P.S. Here are a couple of more recent (than Kuhn) approaches to the philosophy of science.
Hull, D. L. (1988). Science as a process. Chicago: University of Chicago Press.
Hull, D. L. (2001). Science and selection: Essays on biological evolution and the philosophy of science. New York: Cambridge University Press.
Greenwood, J. D. (1999). Understanding the cognitive revolution in psychology. Journal of the History of the Behavioral Sciences, 35, 1-22.
Leahey, T. H. (1992). Mythical revolutions in the history of American psychology. American Psychologist, 47, 308-318.
O’Donohue, W., & Ferguson, K. E. (2003). The structure of the cognitive revolution: An examination from the philosophy of science. The Behavior Analyst, 26, 85-110.
Roediger, H. L. (2004). What happened to behaviorism? APS Observer (https://www.psychologicalscience.org/observer/what-happened-to-behaviorism)
ACT V Howard’s End…for this play…
Thanks for continuing our conversation. Here are some quick responses:
I. We do have different views of science but, in your recent note, you put forth a more reasonable perspective. You say that the natural sciences proceed from experimentation. I’d rather contend that science can proceed from observations, from experiments, from interesting ideas, and even from grand theories.
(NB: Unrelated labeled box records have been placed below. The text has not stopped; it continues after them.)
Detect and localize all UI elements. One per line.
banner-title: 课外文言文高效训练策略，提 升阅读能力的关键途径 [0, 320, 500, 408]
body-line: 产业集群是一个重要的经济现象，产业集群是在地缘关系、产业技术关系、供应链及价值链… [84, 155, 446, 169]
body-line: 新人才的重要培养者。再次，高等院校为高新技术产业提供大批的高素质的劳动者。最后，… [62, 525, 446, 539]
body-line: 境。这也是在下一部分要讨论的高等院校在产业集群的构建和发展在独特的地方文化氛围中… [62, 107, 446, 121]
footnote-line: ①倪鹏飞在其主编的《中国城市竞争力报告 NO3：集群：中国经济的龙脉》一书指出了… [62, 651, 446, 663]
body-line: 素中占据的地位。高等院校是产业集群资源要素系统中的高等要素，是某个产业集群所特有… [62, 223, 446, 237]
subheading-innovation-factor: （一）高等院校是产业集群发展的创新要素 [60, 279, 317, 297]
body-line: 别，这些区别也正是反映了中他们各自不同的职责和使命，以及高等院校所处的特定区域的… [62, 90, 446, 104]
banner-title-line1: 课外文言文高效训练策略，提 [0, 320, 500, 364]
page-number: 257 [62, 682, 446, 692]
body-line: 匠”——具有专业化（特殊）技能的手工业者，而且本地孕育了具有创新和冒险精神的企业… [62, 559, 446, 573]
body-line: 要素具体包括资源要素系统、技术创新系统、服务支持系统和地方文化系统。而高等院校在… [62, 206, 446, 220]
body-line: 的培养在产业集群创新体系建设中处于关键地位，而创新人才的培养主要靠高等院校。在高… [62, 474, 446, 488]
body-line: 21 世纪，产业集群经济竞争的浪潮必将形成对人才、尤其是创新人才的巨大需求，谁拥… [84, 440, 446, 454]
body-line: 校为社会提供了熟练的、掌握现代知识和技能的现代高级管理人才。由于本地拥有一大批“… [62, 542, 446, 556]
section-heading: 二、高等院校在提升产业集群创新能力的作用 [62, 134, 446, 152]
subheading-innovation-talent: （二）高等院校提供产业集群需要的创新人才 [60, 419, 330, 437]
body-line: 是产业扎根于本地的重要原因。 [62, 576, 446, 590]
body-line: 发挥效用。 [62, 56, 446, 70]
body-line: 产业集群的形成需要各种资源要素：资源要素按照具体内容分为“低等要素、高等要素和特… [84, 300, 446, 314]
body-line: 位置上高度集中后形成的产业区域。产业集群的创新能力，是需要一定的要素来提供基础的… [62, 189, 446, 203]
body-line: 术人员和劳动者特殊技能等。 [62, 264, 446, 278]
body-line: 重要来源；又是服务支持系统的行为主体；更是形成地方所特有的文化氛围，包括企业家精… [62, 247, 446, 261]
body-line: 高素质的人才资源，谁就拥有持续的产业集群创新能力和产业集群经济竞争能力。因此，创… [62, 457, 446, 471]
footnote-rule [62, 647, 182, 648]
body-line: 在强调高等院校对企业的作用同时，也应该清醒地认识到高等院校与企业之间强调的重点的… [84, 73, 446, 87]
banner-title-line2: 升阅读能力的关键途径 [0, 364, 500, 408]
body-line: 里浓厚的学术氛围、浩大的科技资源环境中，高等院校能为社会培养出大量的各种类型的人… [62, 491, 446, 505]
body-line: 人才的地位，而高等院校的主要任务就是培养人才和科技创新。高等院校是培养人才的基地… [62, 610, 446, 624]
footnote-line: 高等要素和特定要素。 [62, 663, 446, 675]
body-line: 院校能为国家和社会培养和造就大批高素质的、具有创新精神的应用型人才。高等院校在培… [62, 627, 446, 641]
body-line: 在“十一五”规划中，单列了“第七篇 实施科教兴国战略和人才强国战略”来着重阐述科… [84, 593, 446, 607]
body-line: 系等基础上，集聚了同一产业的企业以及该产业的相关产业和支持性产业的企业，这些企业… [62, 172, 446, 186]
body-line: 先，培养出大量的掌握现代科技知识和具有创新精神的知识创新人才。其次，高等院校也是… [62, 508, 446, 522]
The ‘conversation ‘ is continuous and can go in many directions.
II.On the nature of experiments, Noam Chomsky makes an important point. There is not a sharp line between observation, informal investigations and more formal experiments. When it comes to judgments of grammaticality, there is no reason for large subject masses, control groups, high power statistics. Almost all judgments are pretty clear—and in the few ambiguous cases can be investigated more systematically, if they is reason to do so . And of course, modern linguistic theory has generated thousands of experiments, reported in dozens of journals.
III. The most difficult question you raise is whether there has indeed been a revolution, and whether Kuhn’s formulation helps us to understand what happened as cognitivism moved center stage (to continue my dramaturgical metaphor) and behaviorism become a side show. There is no way to ‘test’ these propositions. The discipline that will eventually determine whether my account of the last century, or your account of the last century, is more accurate is intellectual history or the history of science.
Indeed, we can each quote many contemporary scholars and observers who support ‘our’ respective positions, but in the end, the judgments that matter will be made by history.
IV. That said, I don’t accept your contention that I am a rationalist and not an empiricist. The record does not support your contention (hundreds of empirical and experimental studies over almost five decades). In more recent years, I do think of my work as social science rather than natural science, but social science has empirical standards and measures as well, and I use them as rigorously as appropriate.
With the fifth act completed, the curtain descends on our conversation…at least for now. But I’d be delighted if others who read the exchanges would join in.